月白简直要被他气笑了。推着他就进了房间上药换衣裳。方思明十分配合,月白让他干什么他就干什么。只是好像那层顽强的皮也随着腹部的那一刀给割破了,老半天呐呐的愣是憋不出一个字来。
月白边帮他清理额角被砸出来的伤口,边道:“怎么了?嗓子也伤着了?”
方思明沉默片刻,看着忙碌的月白,哑声道:“小大夫又清减了。”
月白笑了,接着他的话半真半假的客气道:“比不得你在外奔波。”
方思明不自在的抿了抿干涩的唇。月白看起来有些疲惫,眼睛下头有明显的乌青。近几日秋老虎上来,他定是热的没有胃口。本来吃得就不多,再一没胃口吃得就更少了。

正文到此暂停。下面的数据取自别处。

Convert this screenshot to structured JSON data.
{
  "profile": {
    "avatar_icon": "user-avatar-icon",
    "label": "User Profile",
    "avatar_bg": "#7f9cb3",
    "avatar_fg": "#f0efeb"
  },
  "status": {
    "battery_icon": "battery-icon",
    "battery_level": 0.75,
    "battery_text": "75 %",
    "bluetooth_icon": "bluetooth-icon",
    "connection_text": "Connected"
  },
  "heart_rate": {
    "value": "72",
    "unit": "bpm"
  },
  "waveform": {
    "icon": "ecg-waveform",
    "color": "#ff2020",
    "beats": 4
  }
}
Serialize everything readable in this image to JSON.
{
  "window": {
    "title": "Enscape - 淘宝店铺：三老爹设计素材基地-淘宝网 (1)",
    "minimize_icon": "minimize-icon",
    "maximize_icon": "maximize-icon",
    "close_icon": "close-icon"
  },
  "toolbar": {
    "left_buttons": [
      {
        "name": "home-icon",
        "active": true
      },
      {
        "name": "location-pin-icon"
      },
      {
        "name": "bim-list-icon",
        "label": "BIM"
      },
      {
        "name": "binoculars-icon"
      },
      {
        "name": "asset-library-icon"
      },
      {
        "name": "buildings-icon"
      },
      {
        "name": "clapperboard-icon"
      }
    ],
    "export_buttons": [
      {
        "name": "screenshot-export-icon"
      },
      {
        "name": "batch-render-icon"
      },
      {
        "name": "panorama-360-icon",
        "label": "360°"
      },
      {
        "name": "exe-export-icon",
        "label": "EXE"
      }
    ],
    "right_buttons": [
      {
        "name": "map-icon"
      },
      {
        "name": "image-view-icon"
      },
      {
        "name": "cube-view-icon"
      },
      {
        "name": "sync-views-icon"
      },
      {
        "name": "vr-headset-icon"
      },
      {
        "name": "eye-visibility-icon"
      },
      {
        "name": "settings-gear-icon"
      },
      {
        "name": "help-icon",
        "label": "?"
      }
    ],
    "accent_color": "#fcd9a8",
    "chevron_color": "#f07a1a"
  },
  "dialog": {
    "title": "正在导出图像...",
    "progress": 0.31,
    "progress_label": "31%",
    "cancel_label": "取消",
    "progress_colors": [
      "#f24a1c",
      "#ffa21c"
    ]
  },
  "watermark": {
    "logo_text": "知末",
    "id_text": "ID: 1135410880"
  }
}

不是没有话想同他说。只是脑海中一遍又一遍全是他穿过酒宴人群冷冷清清好似背弃了这尘世独自远行的背影。耳中听不见风声也听不见雨声,全是月白淡淡的说着他要的选择的语气。于是,他便一个字都不再敢说。
方思明知道再来一次,再来千次万次他依旧会选择站在朱文圭的身后,选择维护义父的威严,选择将月白推入尴尬低头的境地。于是,他一个字都不能多说。
月白重新掏出药让方思明吃了,又催着他躺床上去。方思明仰面躺下,看着月白脱了他鞋子,帮他盖上薄被,将四周窗户的竹帘放下来挡住天光,营造出了昏暗的适宜休息的幻境。
月白见方思明还挣着眼,便坐过去伸手盖在他的眼睛上,道:“少阁主还有什么要事不成?若有便赶紧去,若没有便抓紧睡。身上难受也别想着沐浴了,伤口不能沾水。”
方思明指尖颤了颤,还是抓住了月白的手,道:“小大夫可要一同歇息片刻?”
“我可不要同你这一身灰同一床被窝里……”话未说完,月白察觉方思明的手心略微的颤抖。他话音一顿,笑容在一瞬间散了去。
月白动了动唇,觉得该委屈的合该是自己才是,怎么这个人看起来比自己还要委屈。他轻声道:“我去给你煎药,你早些休息。”
方思明抓着月白的手还是没有松,月白抽了抽,没抽动。
“小大夫,你该当知道今天这样的事情还会继续发生。一次两次三次……”方思明似乎已经恢复了平日的冷静,他慢慢控制自己松开手,因为用力的缘故指节发白。
“……小大夫你想在我身上得到的东西我给不了。我是只贪婪的恶鬼,只想从你身上得到却从不准备付出。我没有足够让你……爱的价值。”他的声音是冷的,话语也是理智到近乎于冷酷的。
月白敛着眉目,清瘦的人影冷淡极了,好似一缕没有温度的月光。他踹掉鞋子,钻进方思明的被子里,小心的避开方思明的伤口,最后抱住僵硬的人不动了。
他说:“你已经给我了。方思明,我要的你已经给我了。”
房间里很安静,只有窗外雨丝拍打窗柩的“嗒嗒”声。